Aného entre dans une nouvelle ère culturelle. La cité tricentenaire, berceau des peuples Guin et Mina, verra bientôt s’ériger le Musée des Trônes et des Divinités Noires, un projet qui vise à transformer son héritage spirituel en moteur de transmission et de développement.
Aného, carrefour d’histoire et de spiritualité
Ancienne capitale du Togo à deux reprises, Aného est une ville où passé et présent dialoguent en permanence. Trois trônes y cohabitent pacifiquement depuis plusieurs siècles : Glidji (1663), Nlessi (1666) et Lolan (1821). Ces symboles royaux, associés à la présence de 41 divinités vaudou, confèrent à la ville un statut unique dans la sous-région. Chaque année, la cérémonie de la pierre sacrée, le Kpessosso, attire des milliers de fidèles et de curieux, faisant d’Aného un haut lieu spirituel.

Un musée vivant, tourné vers l’avenir
Portée par l’Association des Trois Royaumes, avec l’appui de la Commune des Lacs 1, de la France, de l’Union européenne et d’autres partenaires, l’initiative dépasse le cadre d’un simple espace d’exposition. Le musée prendra place dans une bâtisse afro-brésilienne restaurée, conçue comme un lieu vivant de mémoire et de création.
Trois missions guideront ce projet :
• Préserver et valoriser le patrimoine immatériel des trônes et des divinités d’Aného et Glidji ;
• Transmettre aux jeunes générations grâce à des ateliers, des espaces d’apprentissage et des activités de médiation ;
• Soutenir la création en accueillant artistes et artisans en résidence pour faire dialoguer traditions et innovations.
Le musée intégrera également des technologies immersives, avec des reconstitutions sonores et visuelles permettant aux visiteurs de revivre des scènes du quotidien et des rituels traditionnels.

Diplomatie culturelle et développement local
Pour les partenaires internationaux, ce projet représente bien plus qu’une initiative patrimoniale. « C’est un chantier qui structure les industries créatives culturelles du Togo, tout en reflétant le dynamisme de la coopération entre le Togo et la France », a souligné l’ambassadeur français Augustin Favereau.

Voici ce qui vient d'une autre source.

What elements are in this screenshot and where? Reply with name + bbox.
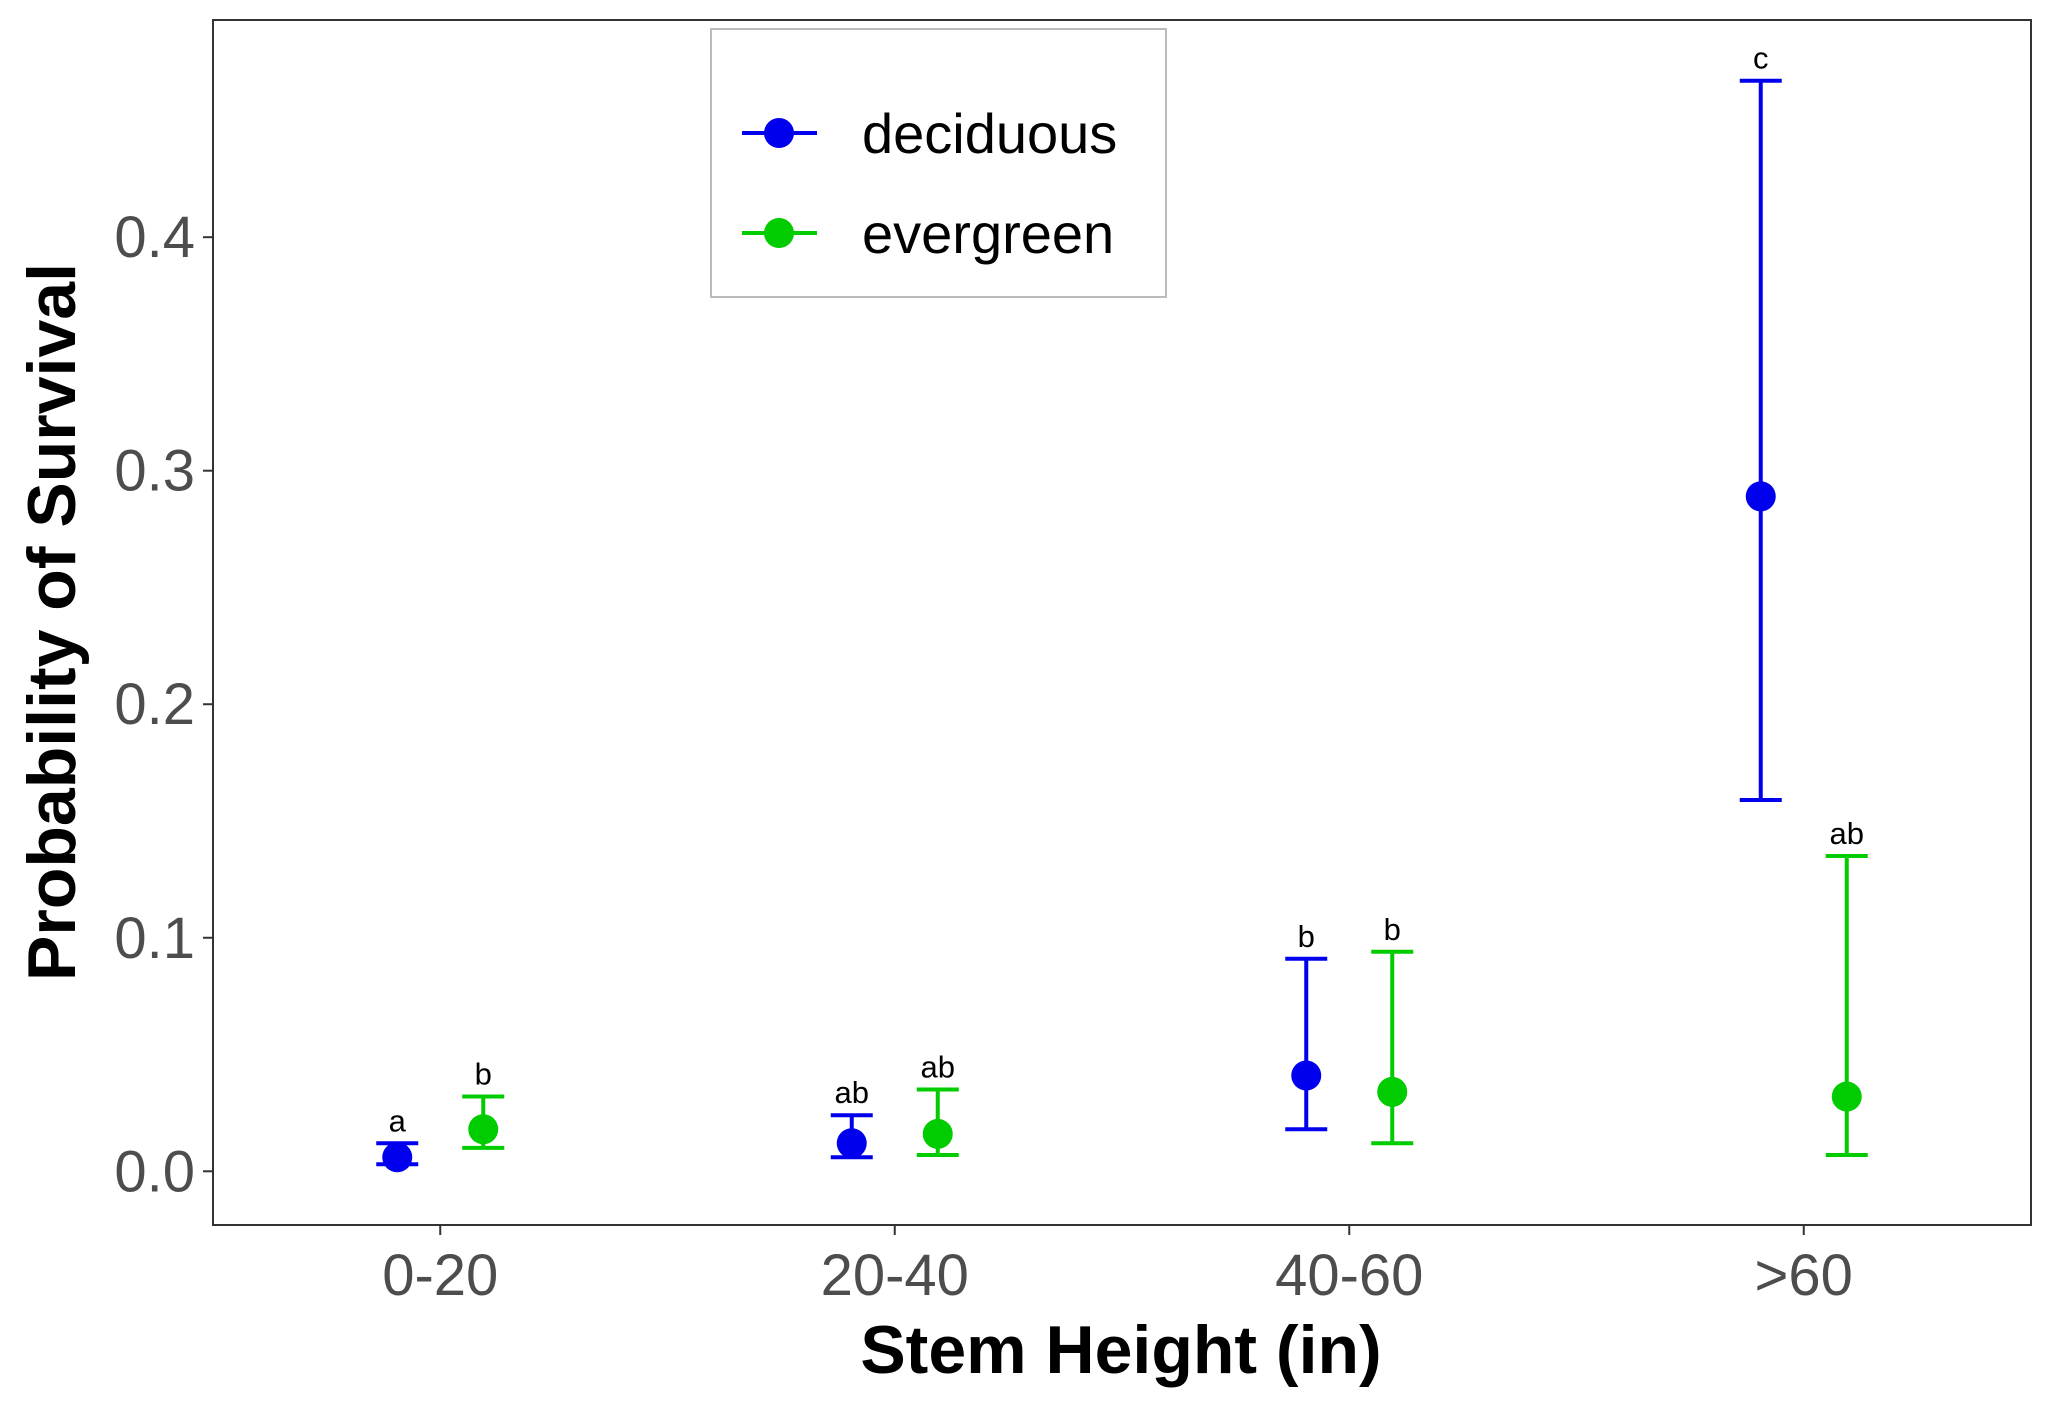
data-marks [376,78,1868,1173]
y-axis-title: Probability of Survival [14,263,90,981]
errorbar-deciduous [1285,956,1328,1132]
point-evergreen [922,1118,953,1149]
significance-letter: b [1384,912,1401,947]
y-tick-label: 0.3 [114,439,195,504]
point-deciduous [382,1142,413,1173]
legend-label-deciduous: deciduous [862,102,1117,165]
significance-letter: b [475,1057,492,1092]
significance-letter: ab [1830,816,1864,851]
errorbar-evergreen [1371,949,1414,1146]
significance-letter: a [389,1103,407,1138]
point-deciduous [1745,481,1776,512]
x-axis: 0-20 20-40 40-60 >60 [382,1225,1853,1308]
legend-key-point-evergreen [764,218,794,248]
errorbar-deciduous [1739,78,1782,802]
x-tick-label: 0-20 [382,1243,498,1308]
legend: deciduous evergreen [710,28,1167,298]
y-tick-label: 0.4 [114,205,195,270]
legend-box [710,28,1167,298]
point-evergreen [1377,1076,1408,1107]
legend-key-point-deciduous [764,118,794,148]
x-tick-label: 20-40 [821,1243,969,1308]
x-tick-label: 40-60 [1275,1243,1423,1308]
significance-letter: ab [835,1075,869,1110]
y-tick-label: 0.1 [114,906,195,971]
point-deciduous [836,1128,867,1159]
significance-letter: ab [921,1050,955,1085]
significance-letters: a ab b c b ab b ab [389,41,1864,1139]
point-deciduous [1291,1060,1322,1091]
plot-panel-border [212,19,2032,1226]
significance-letter: c [1753,41,1769,76]
y-axis: 0.0 0.1 0.2 0.3 0.4 [114,205,213,1204]
point-evergreen [1831,1081,1862,1112]
x-tick-label: >60 [1755,1243,1853,1308]
x-axis-title: Stem Height (in) [860,1312,1381,1388]
y-tick-label: 0.0 [114,1139,195,1204]
significance-letter: b [1298,919,1315,954]
point-evergreen [468,1114,499,1145]
legend-label-evergreen: evergreen [862,202,1114,265]
y-tick-label: 0.2 [114,672,195,737]
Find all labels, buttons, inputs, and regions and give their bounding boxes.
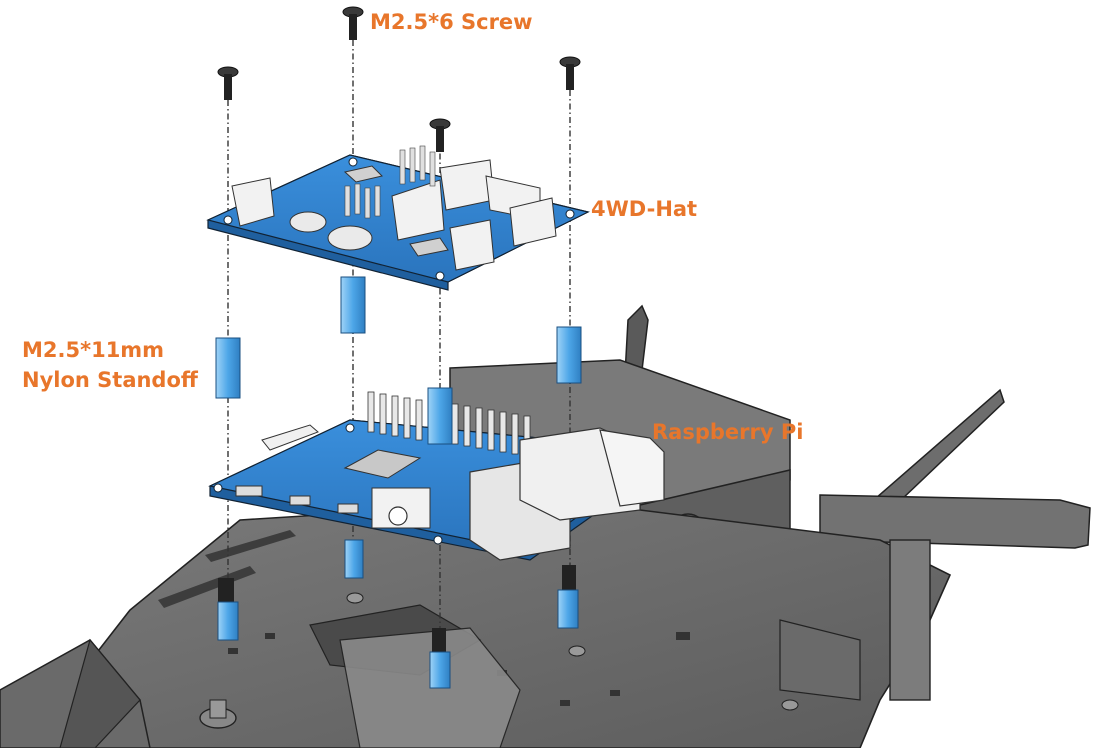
standoff-upper-4 <box>556 326 582 384</box>
chassis-hole <box>265 633 275 639</box>
gpio-header <box>367 391 531 457</box>
chassis-slot <box>205 530 296 562</box>
chassis-hole <box>228 648 238 654</box>
hat-connector <box>231 177 275 227</box>
chassis-boss <box>346 592 364 604</box>
display-connector <box>261 424 319 451</box>
capacitor <box>289 211 327 233</box>
screw-label: M2.5*6 Screw <box>370 10 533 34</box>
hat-header-pins <box>344 145 436 219</box>
servo-post <box>209 699 227 719</box>
chassis-hole <box>560 700 570 706</box>
screw-1 <box>217 66 239 100</box>
standoff-lower-1 <box>217 578 239 641</box>
hat-connector <box>449 219 495 271</box>
chassis-hole <box>610 690 620 696</box>
capacitor <box>327 225 373 251</box>
hat-chip <box>343 165 383 183</box>
hat-connector <box>391 179 445 241</box>
side-bracket <box>779 619 861 701</box>
standoff-label-line1: M2.5*11mm <box>22 338 165 362</box>
side-mount <box>889 539 931 701</box>
hdmi-port <box>337 503 359 514</box>
screw-4 <box>559 56 581 90</box>
standoff-lower-3 <box>429 628 451 689</box>
pi-mount-hole <box>213 483 223 493</box>
standoff-lower-2 <box>344 539 364 579</box>
pi-mount-hole <box>433 535 443 545</box>
hat-mount-hole <box>565 209 575 219</box>
robot-chassis <box>0 304 1091 749</box>
raspberry-pi-board <box>208 391 665 561</box>
standoff-upper-2 <box>340 276 366 334</box>
standoff-upper-3 <box>427 387 453 445</box>
ethernet-port <box>599 429 665 507</box>
hdmi-port <box>289 495 311 506</box>
hat-mount-hole <box>435 271 445 281</box>
chassis-boss <box>568 645 586 657</box>
chassis-boss <box>781 699 799 711</box>
pi-mount-hole <box>345 423 355 433</box>
hat-mount-hole <box>223 215 233 225</box>
standoff-label-line2: Nylon Standoff <box>22 368 198 392</box>
lower-standoffs <box>217 539 579 689</box>
hat-label: 4WD-Hat <box>591 197 698 221</box>
screw-2 <box>342 6 364 40</box>
hat-board <box>206 145 590 291</box>
hat-chip <box>409 237 449 257</box>
standoff-label: M2.5*11mm Nylon Standoff <box>22 335 198 395</box>
standoff-upper-1 <box>215 337 241 399</box>
chassis-slot <box>158 566 256 608</box>
usb-c-port <box>235 485 263 497</box>
standoff-lower-4 <box>557 565 579 629</box>
raspberry-pi-label: Raspberry Pi <box>652 420 804 444</box>
hat-mount-hole <box>348 157 358 167</box>
screw-3 <box>429 118 451 152</box>
hat-connector <box>509 197 557 247</box>
soc-chip <box>343 449 422 479</box>
upper-standoffs <box>215 276 582 445</box>
chassis-hole <box>676 632 690 640</box>
audio-jack-hole <box>388 506 408 526</box>
screws <box>217 6 581 152</box>
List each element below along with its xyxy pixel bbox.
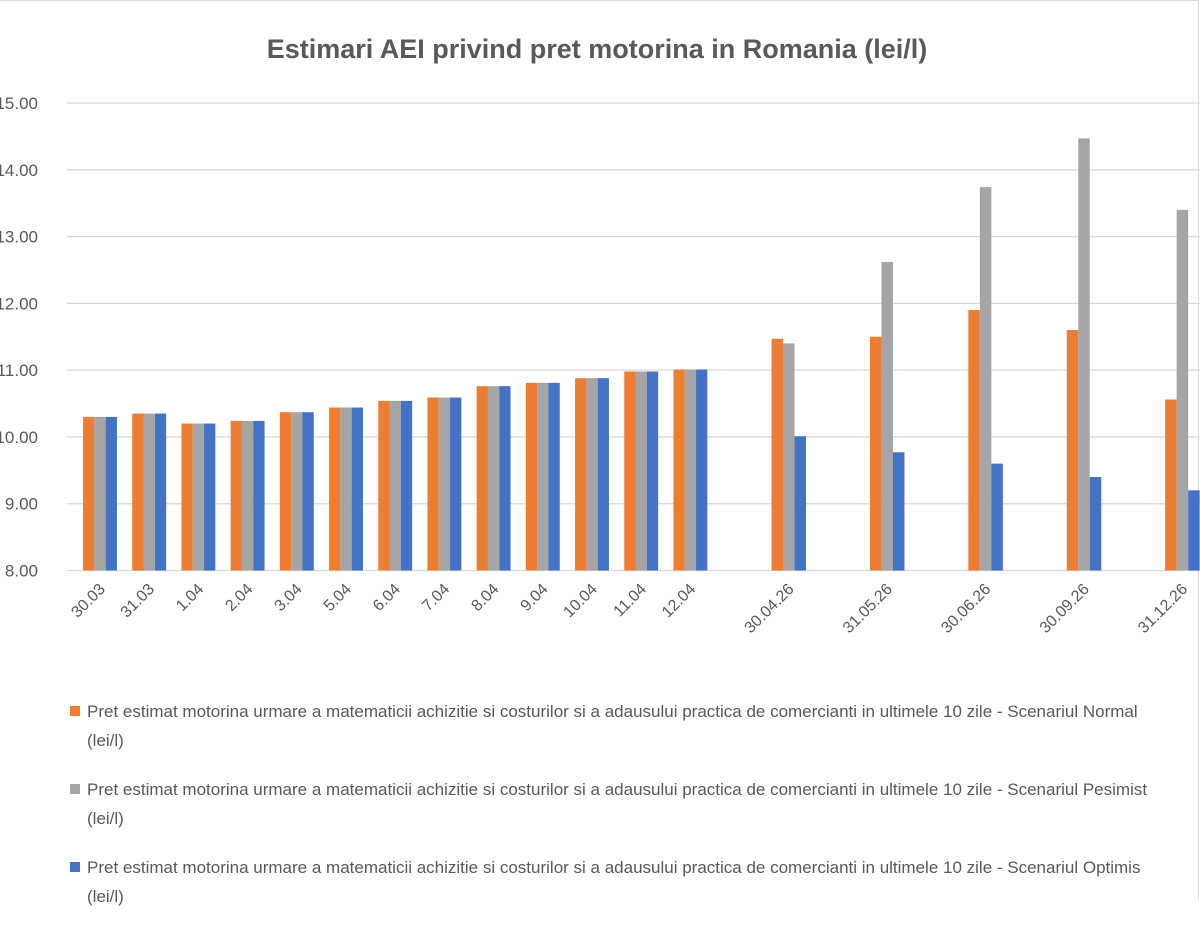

Au-delà de la coopération technique et financière, l’ambition est claire : faire d’Aného un pôle culturel et touristique d’envergure, capable de générer des retombées économiques pour la population locale et de renforcer le rayonnement du Togo sur la scène internationale.
Un héritage qui renaît
Le Musée des Trônes et des Divinités Noires sera donc bien plus qu’un espace de conservation. Il deviendra un lieu de rencontres et de transmission intergénérationnelle, où la jeunesse pourra se réapproprier une histoire parfois négligée et où artistes, artisans et chercheurs trouveront une source d’inspiration.
En parallèle, l’inauguration de la Maison du Tourisme d’Aného vient compléter cette dynamique, confirmant la volonté des acteurs locaux de faire de la cité tricentenaire un carrefour de mémoire et de renaissance culturelle.